Messebesuch – ein voller Erfolg

Burkhard May, Team-Leiter Human Resources bei Enercon in Aurich, sieht das genauso. „Für uns war beispielsweise die Hannover Messe in der Vergangenheit ein voller Erfolg. Wir haben an jedem Tag rund 180 Gespräche mit potenziellen Bewerbern führen können.“ Sein Unternehmen stellt Windenergieanlagen her, hatte während der Messe im vergangenen Jahr 400 offene Stellen anzubieten. Da kamen die 55.800 Fachbesucher gerade recht, die als Ziel ihres Messebesuchs Weiterbildung und berufliche (Neu-)Orientierung angegeben hatten. In den vergangenen beiden Jahren hat das Unternehmen die Präsenz auf Personalmessen daher massiv ausgebaut und will das Engagement weiter erhöhen.

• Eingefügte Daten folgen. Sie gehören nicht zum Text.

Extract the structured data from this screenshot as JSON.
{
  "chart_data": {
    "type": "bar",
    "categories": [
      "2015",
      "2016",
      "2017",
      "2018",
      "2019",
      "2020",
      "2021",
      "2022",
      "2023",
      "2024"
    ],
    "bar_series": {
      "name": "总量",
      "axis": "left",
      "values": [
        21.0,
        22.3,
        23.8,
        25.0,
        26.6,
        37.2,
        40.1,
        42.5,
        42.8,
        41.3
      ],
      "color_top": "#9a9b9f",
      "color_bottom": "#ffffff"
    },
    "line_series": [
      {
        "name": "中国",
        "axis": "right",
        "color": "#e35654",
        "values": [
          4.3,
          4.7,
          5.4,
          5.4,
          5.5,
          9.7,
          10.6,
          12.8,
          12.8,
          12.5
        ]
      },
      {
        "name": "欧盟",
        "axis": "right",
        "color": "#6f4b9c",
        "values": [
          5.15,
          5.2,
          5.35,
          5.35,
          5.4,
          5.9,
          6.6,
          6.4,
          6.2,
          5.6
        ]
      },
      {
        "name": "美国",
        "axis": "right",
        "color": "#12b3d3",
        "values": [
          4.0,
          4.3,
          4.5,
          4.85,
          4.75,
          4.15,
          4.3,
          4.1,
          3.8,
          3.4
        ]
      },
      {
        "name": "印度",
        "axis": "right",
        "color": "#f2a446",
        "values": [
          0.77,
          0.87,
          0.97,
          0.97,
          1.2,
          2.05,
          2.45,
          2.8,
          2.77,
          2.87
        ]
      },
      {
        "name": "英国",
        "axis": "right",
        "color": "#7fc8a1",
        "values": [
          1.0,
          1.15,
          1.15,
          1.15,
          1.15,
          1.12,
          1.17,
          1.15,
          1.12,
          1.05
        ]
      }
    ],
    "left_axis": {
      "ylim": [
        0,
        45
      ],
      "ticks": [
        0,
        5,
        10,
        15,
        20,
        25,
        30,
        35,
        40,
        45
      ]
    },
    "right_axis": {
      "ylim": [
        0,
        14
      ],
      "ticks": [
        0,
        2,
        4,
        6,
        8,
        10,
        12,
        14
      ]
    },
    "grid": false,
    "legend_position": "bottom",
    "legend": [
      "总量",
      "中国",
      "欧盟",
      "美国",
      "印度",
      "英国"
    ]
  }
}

Eine für den Automobilzulieferer Continental wichtige Veranstaltung ist dagegen die Internationale Automobil Ausstellung (IAA) in Frankfurt am Main. „Wir sind dort mit einem riesigen Stand vertreten, zeigen all unsere Neuheiten und sprechen auch gezielt potentielle Mitarbeiter an“, sagt Sehnaz Özden, Leiterin Corporate Employer Branding & Recruiting bei Continental in Hannover.

Win-Win-Situation für Besucher und Unternehmen

Für seinen Messeauftritt wählt das Unternehmen jeweils ein Motto – zuletzt ‚Continental – ein attraktiver Arbeitgeber’, zudem wird an jedem Tag ein Schwerpunktthema gewählt, mit dem unterschiedliche Zielgruppen angesprochen werden. Aktuell hat Continental mehrere hundert offene Stellen, vor allem für Ingenieure.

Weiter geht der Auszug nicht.